Getting the Most from Your Cores

Listing 1: Collect and Plot CPU Stats

#!/usr/bin/python
 
import time
 
try:
   import psutil
except ImportError:
   print "Cannot import psutil module - this is needed for this application.";
   print "Exiting..."
   sys.exit();
# end if
 
 
try:
   import matplotlib.pyplot as plt;   # Needed for plots
except:
   print "Cannot import matplotlib module - this is needed for this application.";
   print "Exiting..."
   sys.exit();
# end if
 
 
def column(matrix, i):
    return [row[i] for row in matrix]
# end def
 
 
# ===================
# Main Python section
# ===================
#
if __name__ == '__main__':
 
    # Main dictionary
    d = {};
 
    # define interval and add to dictionary
    interv = 0.5;
    d['interval'] = interv;
    
    # Number of cores:
    N = psutil.cpu_count();
    d['NCPUS'] = N;
    
    cpu_percent = [];
    epoch_list = [];
    for x in range(140):   # hard coded as an example
        cpu_percent_local = [];
        epoch_list.append(time.time());
        
        cpu_percent_local=psutil.cpu_percent(interval=interv,percpu=True);
        cpu_percent.append(cpu_percent_local);
    # end for
     
    # Normalize epoch to beginning
    epoch_list[:] = [x - epoch_list[0] for x in epoch_list];
    
    # Plots
    
    for i in range(N):
        A = column(cpu_percent, i);
        plt.plot(epoch_list, A);
    # end if
    plt.xlabel('Time (seconds)');
    plt.ylabel('CPU Percentage');
    plt.show();
# end if

Example

The point of the code is not to create another tool but to implement it when running example programs to illustrate how CPU utilization stats can be gathered. The programs used in this example are the NAS Parallel Benchmarks (NPB). Version 3.3.1 using OpenMP was used for the example. Only the FT test (discrete 3D fast Fourier transform, all-to-all communication) was run and the Class B “size” standard test (4x size increase going from one class to the next) was used on a laptop with 8GB of memory using two cores (OMP_NUM_THREADS=2).

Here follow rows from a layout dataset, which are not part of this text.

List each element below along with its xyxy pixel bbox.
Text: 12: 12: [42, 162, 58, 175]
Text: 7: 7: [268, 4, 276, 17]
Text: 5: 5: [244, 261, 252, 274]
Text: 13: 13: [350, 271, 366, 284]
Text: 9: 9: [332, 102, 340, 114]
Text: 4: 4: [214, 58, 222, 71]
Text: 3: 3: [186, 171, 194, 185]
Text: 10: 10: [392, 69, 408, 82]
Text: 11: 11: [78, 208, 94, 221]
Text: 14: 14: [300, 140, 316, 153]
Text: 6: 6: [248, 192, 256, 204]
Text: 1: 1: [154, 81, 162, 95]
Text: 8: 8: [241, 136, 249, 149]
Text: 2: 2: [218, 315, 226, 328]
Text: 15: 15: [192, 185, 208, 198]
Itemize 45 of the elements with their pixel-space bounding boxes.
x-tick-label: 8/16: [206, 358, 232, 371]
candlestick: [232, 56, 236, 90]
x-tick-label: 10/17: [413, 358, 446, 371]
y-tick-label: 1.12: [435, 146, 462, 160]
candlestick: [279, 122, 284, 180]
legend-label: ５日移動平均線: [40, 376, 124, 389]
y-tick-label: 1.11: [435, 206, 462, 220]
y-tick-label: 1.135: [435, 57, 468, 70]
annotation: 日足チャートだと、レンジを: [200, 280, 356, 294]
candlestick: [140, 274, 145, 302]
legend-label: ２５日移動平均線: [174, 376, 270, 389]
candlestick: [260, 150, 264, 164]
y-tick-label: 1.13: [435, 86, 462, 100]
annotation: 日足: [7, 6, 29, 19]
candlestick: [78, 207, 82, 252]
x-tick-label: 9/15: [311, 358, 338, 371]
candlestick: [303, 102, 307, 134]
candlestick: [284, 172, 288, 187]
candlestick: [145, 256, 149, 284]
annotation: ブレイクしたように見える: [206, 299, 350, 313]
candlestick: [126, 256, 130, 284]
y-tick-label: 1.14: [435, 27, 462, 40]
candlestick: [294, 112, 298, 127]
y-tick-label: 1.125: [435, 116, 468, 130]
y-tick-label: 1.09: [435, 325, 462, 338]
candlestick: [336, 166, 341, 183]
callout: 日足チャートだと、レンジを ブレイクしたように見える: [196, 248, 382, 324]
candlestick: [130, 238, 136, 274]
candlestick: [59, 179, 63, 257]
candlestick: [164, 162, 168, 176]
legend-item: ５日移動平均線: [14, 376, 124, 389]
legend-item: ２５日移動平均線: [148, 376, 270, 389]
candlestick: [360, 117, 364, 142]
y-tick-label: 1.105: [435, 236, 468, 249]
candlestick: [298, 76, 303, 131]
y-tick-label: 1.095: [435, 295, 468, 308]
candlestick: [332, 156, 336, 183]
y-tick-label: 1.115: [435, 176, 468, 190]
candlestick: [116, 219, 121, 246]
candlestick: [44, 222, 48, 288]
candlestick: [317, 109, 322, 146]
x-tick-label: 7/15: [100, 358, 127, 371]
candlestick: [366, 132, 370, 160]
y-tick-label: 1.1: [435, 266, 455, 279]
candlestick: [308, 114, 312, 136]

Initial tests showed that the application finished in a bit less than 60 seconds. With an interval of 0.5 seconds between statistics, 140 function calls gathered the statistics (this is hard-coded in the example code).

To better visualize the CPU utilization statistics, a “pause” is used at the beginning so that CPU utilization is captured on a relatively quiet system. Also, the application finishes a little faster than 60 seconds, so the CPU utilization stats capture the system “quieting down” after the run.

One important thing to note is that the application was run on a system that was running X windows and a few other applications and daemons; therefore, the system was not completely quiet (i.e., 0% CPU utilization) when the application was not running.

Figure 2 is the plot of CPU utilization versus time in seconds (relative to the beginning of gathering the statistics).

Figure 2: CPU utilization while running NPB FT Class B with two cores.

This plot doesn’t have a legend, so it might be difficult to see the CPU utilization of all four cores. However, at the bottom of the plot are two lines representing CPU utilization of two of the four cores. For these two cores, CPU utilization while the NPB FT Class B application is running is quite low (<20%). However, for the other two cores, the CPU utilization quickly goes to 100% and stays there most of the time the statistics were gathered, although in this graph, it only looks like one line.

For this particular example, the application was not “pinned” to any cores, which means the processes were not tied to a specific core in the processor and were not moved by the kernel. If processes are not pinned to a core, it is possible for the kernel to move them between cores. In that case, the CPU utilization plots would show a specific core at a high percentage that then drops low, while the CPU utilization on a different core rises dramatically.

For this example, the kernel did not move any processes, most likely because two cores are available for running daemons or any other process that needs CPU cycles. If the application had been run with four threads, the plot would have been more chaotic because the kernel would have had to move or pause processes to accommodate daemons or other processes when they started.